The Dog of the Marriage by Amy Hempel
Author:Amy Hempel
Language: eng
Format: epub, mobi
Publisher: Scribner
Published: 2005-08-21T04:00:00+00:00
2
I picked up coffee in town, but skipped the doughnuts and scones; after fifty-two years, my body owes me nothing. I ran into a former neighbor at the deli. We were still dressed the same in barn jackets and jeans; we both worked at horse farms. Standing in line for coffee, she picked crumbs of rust off an old bulb digger that looked pornographic in her hand. My own rusted one was plunged to the hilt in a circle of tulips where I left it when I heard about Lynney.
Claire, the former neighbor, told me she hadn’t known Lynne Markson was divorced. I said she wasn’t, they weren’t, who told her they were? She said, “I thought she did.” She said they had run into each other in line at the Film Forum, and Lynne told her she only came into the city once a week now. Lynne told her the rest of the time she lived upstate near her husband. Claire said she thought that was an interesting slip: “near” instead of “with.”
I told her it wasn’t a slip, and the reason she was upstate started the week the dog showed up in my yard, the same week my husband moved out. I would find the dog curled under the forsythia in the morning, in a shallow dirt bed he had dug the night before. When I let my own dogs out in the yard, he would stand and stretch, then stay still while they sniffed at him. He was a beagle wearing a faded too-tight collar he would not let me close enough to remove.

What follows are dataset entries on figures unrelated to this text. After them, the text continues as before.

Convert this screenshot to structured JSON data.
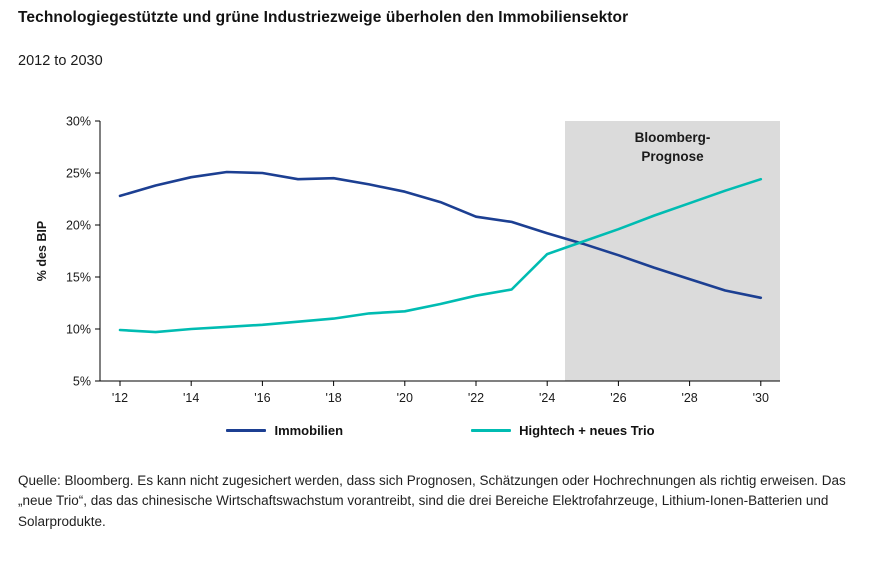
{
  "header": {
    "title": "Technologiegestützte und grüne Industriezweige überholen den Immobiliensektor",
    "subtitle": "2012 to 2030"
  },
  "chart_data": {
    "type": "line",
    "title": "Technologiegestützte und grüne Industriezweige überholen den Immobiliensektor",
    "subtitle": "2012 to 2030",
    "xlabel": "",
    "ylabel": "% des BIP",
    "ylim": [
      5,
      30
    ],
    "yticks": [
      5,
      10,
      15,
      20,
      25,
      30
    ],
    "ytick_labels": [
      "5%",
      "10%",
      "15%",
      "20%",
      "25%",
      "30%"
    ],
    "x": [
      2012,
      2013,
      2014,
      2015,
      2016,
      2017,
      2018,
      2019,
      2020,
      2021,
      2022,
      2023,
      2024,
      2025,
      2026,
      2027,
      2028,
      2029,
      2030
    ],
    "xticks": [
      2012,
      2014,
      2016,
      2018,
      2020,
      2022,
      2024,
      2026,
      2028,
      2030
    ],
    "xtick_labels": [
      "'12",
      "'14",
      "'16",
      "'18",
      "'20",
      "'22",
      "'24",
      "'26",
      "'28",
      "'30"
    ],
    "grid": false,
    "legend_position": "bottom",
    "series": [
      {
        "name": "Immobilien",
        "color": "#1c3f92",
        "values": [
          22.8,
          23.8,
          24.6,
          25.1,
          25.0,
          24.4,
          24.5,
          23.9,
          23.2,
          22.2,
          20.8,
          20.3,
          19.2,
          18.2,
          17.1,
          15.9,
          14.8,
          13.7,
          13.0
        ]
      },
      {
        "name": "Hightech + neues Trio",
        "color": "#00bcb2",
        "values": [
          9.9,
          9.7,
          10.0,
          10.2,
          10.4,
          10.7,
          11.0,
          11.5,
          11.7,
          12.4,
          13.2,
          13.8,
          17.2,
          18.4,
          19.6,
          20.9,
          22.1,
          23.3,
          24.4
        ]
      }
    ],
    "forecast_region": {
      "label": "Bloomberg-Prognose",
      "label_lines": [
        "Bloomberg-",
        "Prognose"
      ],
      "start": 2024.5,
      "end": 2030.5,
      "color": "#dbdbdb"
    }
  },
  "footer": {
    "source": "Quelle: Bloomberg. Es kann nicht zugesichert werden, dass sich Prognosen, Schätzungen oder Hochrechnungen als richtig erweisen. Das „neue Trio“, das das chinesische Wirtschaftswachstum vorantreibt, sind die drei Bereiche Elektrofahrzeuge, Lithium-Ionen-Batterien und Solarprodukte."
  }
}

He was terrified of people, so I was certain he had been abused. But he liked the company of the dogs; he made himself part of the pack. Each morning he followed my dogs from the front yard with its hill, where their tennis balls rolled away, down into the backyard, where the three of them pawed at holes in the garden rows, probably after the moles that ate the centers out of the melons.
My dogs are female, so of course I indulged the notion that he had selected my house to fill the male post just vacated by my husband, who had moved back to the city. I stayed at the beach with the dogs and filled out my share of paperwork to make the separation final.
The beagle was small enough to shimmy in under the cedar fence gate where rain had eroded a patch of dirt into a small trough. He had rolled in, shook himself off, and stayed. I put out a bowl of food for him twice a day, and kept a bucket filled with water in the shade from the wisteria. The only time I knew he left the yard was when I took my own dogs across the street to walk through the fields that end at Round Pond. He would trail us, letting their bodies brush his when they all chased rabbits and squirrels. He had the look of a harried executive; he carried himself, chest first, like a little mogul.